If you don't already know, adultery involves one spouse voluntarily having sexual intercourse with another person who is not his or her spouse. Along with adultery, sodomy (i.e. oral or anal sex with a person of the same sex, opposite sex or animal) and buggery (i.e. bestiality) are also fault-based grounds within this general category of fault. See Virginia Code Annotated Sec. 20-91(1). Adultery is also a Class 4 misdemeanor in Virginia. See Virginia Code Annotated Sec. 18.2-365. As a practical matter, this means that an adulterer and his or her significant other have a constitutional right under the Fifth Amendment of the U.S. Constitution to refuse to testify about their illegal acts.
Unspurisingly, knowing adultery has occurred and persuasively proving it to a Virginia Circuit Court judge are two very different things. In Virginia, adultery must be proved by a “clear and convincing” standard of evidence. While that standard is lower than the classic “beyond a reasonable doubt” criminal standard, it is as high a standard as is available in a civil courtroom. In the face of both the Fifth Amendment denials and the high “clear and convincing" standard – and often without any direct evidence of adultery – successfully demonstrating what you believe has occurred may seem daunting. How do you demonstrate for a judge that your spouse has committed adultery? The answer: circumstantial evidence.
• Did the adulterer say or write things to the paramour; were letters, notes, cards or e-mails exchanged between the adulterer and paramour? Attorneys can issue subpoenas to internet service providers and obtain existing e-mails. Introducing e-mails at trial can present certain evidentiary challenges, but the information they contain can be crucial to helping you frame your allegation and corroborate testimony. E-mails alone, however, do not prove adultery.
• Did the adulterer use a cell phone to call his or her paramour?
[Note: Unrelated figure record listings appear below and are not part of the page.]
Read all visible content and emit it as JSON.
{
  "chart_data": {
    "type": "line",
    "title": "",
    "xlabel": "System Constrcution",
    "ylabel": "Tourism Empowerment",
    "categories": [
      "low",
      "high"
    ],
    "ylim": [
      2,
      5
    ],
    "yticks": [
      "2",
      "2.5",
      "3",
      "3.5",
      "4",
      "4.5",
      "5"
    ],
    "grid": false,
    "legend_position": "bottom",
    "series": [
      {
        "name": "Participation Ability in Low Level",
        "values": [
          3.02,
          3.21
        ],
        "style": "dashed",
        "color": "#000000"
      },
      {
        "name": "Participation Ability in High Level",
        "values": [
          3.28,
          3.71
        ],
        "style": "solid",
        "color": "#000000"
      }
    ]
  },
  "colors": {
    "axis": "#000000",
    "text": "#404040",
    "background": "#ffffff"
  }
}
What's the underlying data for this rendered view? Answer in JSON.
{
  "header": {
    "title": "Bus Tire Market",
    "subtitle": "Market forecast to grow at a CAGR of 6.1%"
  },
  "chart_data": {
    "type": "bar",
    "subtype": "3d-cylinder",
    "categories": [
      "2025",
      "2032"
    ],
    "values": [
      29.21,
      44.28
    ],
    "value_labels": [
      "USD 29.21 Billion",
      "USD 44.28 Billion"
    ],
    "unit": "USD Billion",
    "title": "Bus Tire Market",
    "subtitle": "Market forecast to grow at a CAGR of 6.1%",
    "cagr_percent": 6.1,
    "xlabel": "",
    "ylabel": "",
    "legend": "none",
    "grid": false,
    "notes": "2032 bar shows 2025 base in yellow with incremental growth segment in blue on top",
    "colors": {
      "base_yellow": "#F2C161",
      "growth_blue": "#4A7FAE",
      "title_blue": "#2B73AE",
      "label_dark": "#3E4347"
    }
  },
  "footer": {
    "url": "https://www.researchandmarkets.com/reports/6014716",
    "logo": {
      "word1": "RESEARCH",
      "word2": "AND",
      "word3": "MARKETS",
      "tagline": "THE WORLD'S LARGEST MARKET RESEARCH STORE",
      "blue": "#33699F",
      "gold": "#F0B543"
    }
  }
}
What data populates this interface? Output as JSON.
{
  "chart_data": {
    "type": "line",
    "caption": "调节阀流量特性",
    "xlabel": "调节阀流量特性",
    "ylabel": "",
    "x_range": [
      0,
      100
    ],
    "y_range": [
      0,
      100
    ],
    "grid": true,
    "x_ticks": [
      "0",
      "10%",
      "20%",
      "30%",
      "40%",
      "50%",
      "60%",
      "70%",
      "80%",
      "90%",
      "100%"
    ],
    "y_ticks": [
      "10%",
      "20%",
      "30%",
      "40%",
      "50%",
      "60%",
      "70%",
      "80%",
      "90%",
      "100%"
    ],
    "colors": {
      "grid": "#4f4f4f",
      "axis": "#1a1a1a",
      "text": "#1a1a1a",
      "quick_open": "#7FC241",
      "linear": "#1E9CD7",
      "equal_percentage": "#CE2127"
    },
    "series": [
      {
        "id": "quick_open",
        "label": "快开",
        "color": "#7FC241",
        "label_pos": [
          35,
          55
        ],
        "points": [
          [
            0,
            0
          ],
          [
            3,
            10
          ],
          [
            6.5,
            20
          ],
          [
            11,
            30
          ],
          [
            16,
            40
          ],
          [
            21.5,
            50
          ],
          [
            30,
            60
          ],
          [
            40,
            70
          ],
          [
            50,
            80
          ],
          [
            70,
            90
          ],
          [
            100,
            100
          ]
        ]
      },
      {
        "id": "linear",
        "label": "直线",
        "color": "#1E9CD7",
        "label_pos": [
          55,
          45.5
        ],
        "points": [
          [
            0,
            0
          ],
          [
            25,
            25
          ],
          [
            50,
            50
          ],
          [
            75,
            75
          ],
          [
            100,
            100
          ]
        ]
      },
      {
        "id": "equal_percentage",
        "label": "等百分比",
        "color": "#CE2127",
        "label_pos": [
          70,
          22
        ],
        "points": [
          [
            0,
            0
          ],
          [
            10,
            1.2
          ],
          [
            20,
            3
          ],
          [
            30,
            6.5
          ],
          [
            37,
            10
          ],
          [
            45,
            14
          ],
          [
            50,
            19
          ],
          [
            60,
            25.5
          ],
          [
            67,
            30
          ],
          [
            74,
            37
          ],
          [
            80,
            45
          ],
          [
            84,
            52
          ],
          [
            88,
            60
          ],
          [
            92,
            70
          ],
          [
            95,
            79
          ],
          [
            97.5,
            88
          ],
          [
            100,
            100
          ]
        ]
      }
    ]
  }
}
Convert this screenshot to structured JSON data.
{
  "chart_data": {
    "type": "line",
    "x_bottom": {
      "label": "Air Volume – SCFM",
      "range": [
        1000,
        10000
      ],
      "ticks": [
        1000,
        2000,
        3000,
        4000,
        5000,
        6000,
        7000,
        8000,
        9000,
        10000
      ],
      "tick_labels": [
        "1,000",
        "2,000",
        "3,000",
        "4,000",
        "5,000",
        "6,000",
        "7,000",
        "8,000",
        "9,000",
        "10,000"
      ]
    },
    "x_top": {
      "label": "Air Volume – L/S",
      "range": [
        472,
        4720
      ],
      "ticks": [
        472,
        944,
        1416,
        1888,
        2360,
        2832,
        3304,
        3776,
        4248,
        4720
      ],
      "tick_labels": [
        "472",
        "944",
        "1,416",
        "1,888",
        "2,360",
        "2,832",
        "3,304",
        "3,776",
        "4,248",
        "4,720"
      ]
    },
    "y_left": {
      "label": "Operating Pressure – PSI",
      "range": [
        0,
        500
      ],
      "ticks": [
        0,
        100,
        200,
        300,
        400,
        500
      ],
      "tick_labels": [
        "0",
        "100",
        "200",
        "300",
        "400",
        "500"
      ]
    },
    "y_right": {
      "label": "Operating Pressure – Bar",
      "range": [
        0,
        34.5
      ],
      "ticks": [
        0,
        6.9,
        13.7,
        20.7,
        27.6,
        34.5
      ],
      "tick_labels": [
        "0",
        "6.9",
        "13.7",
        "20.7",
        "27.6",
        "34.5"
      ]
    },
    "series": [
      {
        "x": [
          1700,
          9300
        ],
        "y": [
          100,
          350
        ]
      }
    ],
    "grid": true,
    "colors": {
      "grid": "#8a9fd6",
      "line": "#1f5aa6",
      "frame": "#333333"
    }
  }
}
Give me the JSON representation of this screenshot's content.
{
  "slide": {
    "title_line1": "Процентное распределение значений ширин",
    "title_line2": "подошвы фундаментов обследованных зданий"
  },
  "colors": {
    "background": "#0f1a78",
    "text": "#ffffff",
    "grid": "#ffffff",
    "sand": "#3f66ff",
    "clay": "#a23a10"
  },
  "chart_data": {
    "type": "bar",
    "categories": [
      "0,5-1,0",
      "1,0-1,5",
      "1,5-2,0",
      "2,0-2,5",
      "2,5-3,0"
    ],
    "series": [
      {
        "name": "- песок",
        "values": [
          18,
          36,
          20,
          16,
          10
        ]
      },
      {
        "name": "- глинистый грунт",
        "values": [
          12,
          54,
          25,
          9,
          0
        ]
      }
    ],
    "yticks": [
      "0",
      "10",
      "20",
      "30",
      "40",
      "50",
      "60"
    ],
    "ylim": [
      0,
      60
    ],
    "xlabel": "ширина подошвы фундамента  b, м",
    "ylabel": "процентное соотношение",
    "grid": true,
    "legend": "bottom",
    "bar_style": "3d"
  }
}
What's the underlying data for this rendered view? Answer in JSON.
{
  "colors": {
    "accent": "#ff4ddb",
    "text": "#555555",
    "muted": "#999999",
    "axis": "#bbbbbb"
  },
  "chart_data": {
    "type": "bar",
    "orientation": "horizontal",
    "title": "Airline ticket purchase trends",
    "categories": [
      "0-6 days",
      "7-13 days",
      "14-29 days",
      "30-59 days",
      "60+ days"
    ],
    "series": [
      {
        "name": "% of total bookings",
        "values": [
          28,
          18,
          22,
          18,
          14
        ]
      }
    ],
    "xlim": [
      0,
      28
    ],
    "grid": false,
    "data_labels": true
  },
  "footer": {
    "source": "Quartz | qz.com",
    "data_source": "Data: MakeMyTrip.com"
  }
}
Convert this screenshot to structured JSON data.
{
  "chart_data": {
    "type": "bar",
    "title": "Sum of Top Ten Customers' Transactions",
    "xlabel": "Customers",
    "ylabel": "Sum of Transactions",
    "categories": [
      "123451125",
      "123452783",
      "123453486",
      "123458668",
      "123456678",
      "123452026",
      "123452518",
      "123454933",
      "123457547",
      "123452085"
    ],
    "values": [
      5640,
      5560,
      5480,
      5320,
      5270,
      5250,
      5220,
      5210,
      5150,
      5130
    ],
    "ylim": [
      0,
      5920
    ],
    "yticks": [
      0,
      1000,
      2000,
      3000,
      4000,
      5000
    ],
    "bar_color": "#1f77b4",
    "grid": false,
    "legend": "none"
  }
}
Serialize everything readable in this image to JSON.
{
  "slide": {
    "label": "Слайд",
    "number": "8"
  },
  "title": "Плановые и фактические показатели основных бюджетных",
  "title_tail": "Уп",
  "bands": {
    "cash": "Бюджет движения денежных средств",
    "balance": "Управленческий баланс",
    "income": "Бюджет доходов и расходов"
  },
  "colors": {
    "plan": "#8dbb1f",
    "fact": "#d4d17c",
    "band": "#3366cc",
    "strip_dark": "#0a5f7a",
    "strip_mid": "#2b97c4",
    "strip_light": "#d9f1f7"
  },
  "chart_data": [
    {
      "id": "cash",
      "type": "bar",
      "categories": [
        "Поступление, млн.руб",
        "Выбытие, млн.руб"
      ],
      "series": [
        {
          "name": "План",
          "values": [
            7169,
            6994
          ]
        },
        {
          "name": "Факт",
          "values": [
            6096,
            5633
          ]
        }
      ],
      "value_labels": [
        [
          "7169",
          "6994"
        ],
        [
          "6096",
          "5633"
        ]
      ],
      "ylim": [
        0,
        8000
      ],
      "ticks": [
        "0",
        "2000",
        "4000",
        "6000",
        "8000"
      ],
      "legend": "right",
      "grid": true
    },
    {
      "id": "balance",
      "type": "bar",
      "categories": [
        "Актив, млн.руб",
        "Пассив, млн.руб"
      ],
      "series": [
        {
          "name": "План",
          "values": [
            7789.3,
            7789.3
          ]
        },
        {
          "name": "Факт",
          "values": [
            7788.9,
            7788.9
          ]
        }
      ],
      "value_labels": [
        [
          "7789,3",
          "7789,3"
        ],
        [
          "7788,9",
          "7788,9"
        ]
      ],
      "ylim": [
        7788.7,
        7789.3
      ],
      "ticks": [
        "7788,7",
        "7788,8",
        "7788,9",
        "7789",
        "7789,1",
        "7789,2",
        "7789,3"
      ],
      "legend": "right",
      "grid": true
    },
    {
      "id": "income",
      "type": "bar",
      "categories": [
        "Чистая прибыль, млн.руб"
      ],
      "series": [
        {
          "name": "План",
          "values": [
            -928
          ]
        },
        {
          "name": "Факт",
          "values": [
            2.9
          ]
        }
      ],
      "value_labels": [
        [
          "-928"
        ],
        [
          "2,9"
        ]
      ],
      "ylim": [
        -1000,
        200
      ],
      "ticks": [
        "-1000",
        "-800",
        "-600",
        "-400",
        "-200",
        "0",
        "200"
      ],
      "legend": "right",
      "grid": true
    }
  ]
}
Attorneys can issue subpoenas to cellular phone service providers and obtain records of out-going and in-coming calls. (NB: Instant messages and text messages are typically not available via subpoena.) Phone records can demonstrate repeated calls to a suspected paramour and help establish the relationship. Suspicious, yes. But, like e-mails, phone calls alone do not prove adultery.
• Did the adulterer use a credit or debit card to purchase meals, gifts, hotel rooms, plane tickets or other such itemsfor his or her paramour? Attorneys can issue subpoena to financial institutions and obtain records of charges made on selected accounts. Credit card statements can be used to establish where the adulterer was on any given day and on what he spent marital funds. Helpful, certainly. Definitive? No.
Individually, e-mails, phone calls and expenses may not suffice, but together you can use them to persuasively tell a “common sense story” of the illicit relationship. For example, e-mails may illustrate the early stages of a relationship, record day-to-day contact and certain activities a boyfriend and girlfriend might do together. Phone records showing frequent phone calls may further confirm the improper relationship and reflect calling patterns closer to what one might expect from a boyfriend/girlfriend. Charge account statements confirm the relationship still further by recording activities and supporting the notion that expenses incurred were consistent with traditional courting behavior. Circumstantial evidence of this sort, coupled with limited direct evidence (e.g. private investigator’s reports and pictures) and an adulterer’s less than credible attempts to rationalize the evidence, may suffice to demonstrate wrongdoing.